By Lee Min-hyung
The United States is unable to engage in the deepening trade feud between Korea and Japan, as Washington cannot pick a side with either of its major Asian allies, according to the top U.S. diplomat for East Asia.
David R. Stilwell, the new U.S. assistant secretary of state for East Asian and Pacific affairs, revealed this stance during meetings with government officials in Seoul, Wednesday.
Stilwell is the first ranking U.S. diplomat to visit the region since the trade dispute between Seoul and Tokyo erupted earlier this month. With the dispute showing few signs of abating, Korea had called for mediation by the U.S. over Japan’s unilateral “economic retaliation” to a “diplomatic issue” between Seoul and Tokyo.
The assistant secretary met with Foreign Minister Kang Kyung-wha and discussed the economic conflict that started July 4 when Japan imposed restrictions on exports to Korea of three resource materials used in the manufacturing of semiconductors and display panels by Korean tech companies.
The Ministry of Foreign Affairs did not share details over the closed-door meeting between Kang and Stilwell, but they were expected to have exchanged ideas on how to seek a breakthrough in the dispute.
Kang reportedly asked for Washington to play a more active role in the dispute, as the issue could damage the trilateral alliance among Seoul, Washington and Tokyo.

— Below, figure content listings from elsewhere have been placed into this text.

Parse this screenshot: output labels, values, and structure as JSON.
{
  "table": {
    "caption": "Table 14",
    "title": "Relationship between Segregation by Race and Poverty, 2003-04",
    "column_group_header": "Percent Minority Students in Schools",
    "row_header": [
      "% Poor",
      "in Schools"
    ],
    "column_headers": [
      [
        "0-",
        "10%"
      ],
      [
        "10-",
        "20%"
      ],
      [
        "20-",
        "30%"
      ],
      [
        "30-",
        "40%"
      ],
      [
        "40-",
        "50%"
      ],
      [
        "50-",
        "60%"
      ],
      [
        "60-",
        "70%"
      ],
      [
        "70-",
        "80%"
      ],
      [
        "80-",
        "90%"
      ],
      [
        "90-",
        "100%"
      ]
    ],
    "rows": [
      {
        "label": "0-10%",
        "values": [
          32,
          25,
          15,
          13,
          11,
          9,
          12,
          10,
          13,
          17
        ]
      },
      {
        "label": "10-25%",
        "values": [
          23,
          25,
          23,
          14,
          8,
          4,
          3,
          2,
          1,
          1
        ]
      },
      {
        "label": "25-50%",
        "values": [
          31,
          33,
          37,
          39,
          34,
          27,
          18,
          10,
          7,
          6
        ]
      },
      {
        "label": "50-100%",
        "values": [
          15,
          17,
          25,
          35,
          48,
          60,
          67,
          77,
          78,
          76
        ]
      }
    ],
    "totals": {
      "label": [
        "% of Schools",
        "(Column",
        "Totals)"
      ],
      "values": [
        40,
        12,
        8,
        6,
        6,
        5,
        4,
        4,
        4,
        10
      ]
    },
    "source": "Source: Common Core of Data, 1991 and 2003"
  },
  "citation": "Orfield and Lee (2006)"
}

“The U.S. has a deep sense of concern that the status quo is not doing any good for any of the three allies, and if the situation drags on, a third-party country may benefit from the dispute,” an official from the foreign ministry said, adding that Kang may have expressed such a concern to Stilwell.
“But Washington remains candid in its position that it cannot side with any party, as both countries are close allies,” the official said.
After the conflict started, the U.S. expressed concern that the dispute could create a crack in the alliance between two of its key Asian security allies.
Washington, however, has yet to take steps to settle the dispute, and instead, kept a low-profile apparently amid worries that any hasty action may deteriorate the status quo.
Stilwell said Washington was looking for its two allies to come up with a diplomatic solution to their dispute. However, he did not give further details to reporters as he left the ministry after his talks with Kang.
“The truth is no significant issue in this region can be resolved without cooperation between our two allies, Korea and Japan,” he said.
“The U.S. places great priority on strengthening relations between the U.S. and our two close allies, and we had a great discussion,” Stilwell said.
“We, by just virtue of alliance will engage in all issues deal with U.S. and Korea,” he said.
Park Won-gon, a professor of international relations at Handong Global University, said the top priority to resolve the trade conflict lies in the resumption of dialogue between the two countries.
“The government needs to seek a way to resolve historical disputes with Japan via dialogue,” Park said.
The dispute started last year when Korea’s Supreme Court ruled that Japanese companies should compensate Koreans mobilized to work for them during Japan’s colonial rule of the Korean Peninsula.
Japan expressed fierce opposition to the rulings and called for the issue to be referred to an international arbitration panel. But on Tuesday, the Korean government rejected this, further clouding the outlook for an earlier settlement of the dispute.
The professor said Korea, however, should not “unilaterally reject” the proposal from Japan when concerns are growing that Tokyo may take additional retaliatory measures.
“In some cases, the government should choose to put more priority on the national interest,” Park said. “Currently, the best-case scenario for Korea is to resume talks on the historical issues with Japan and seek a diplomatic solution.”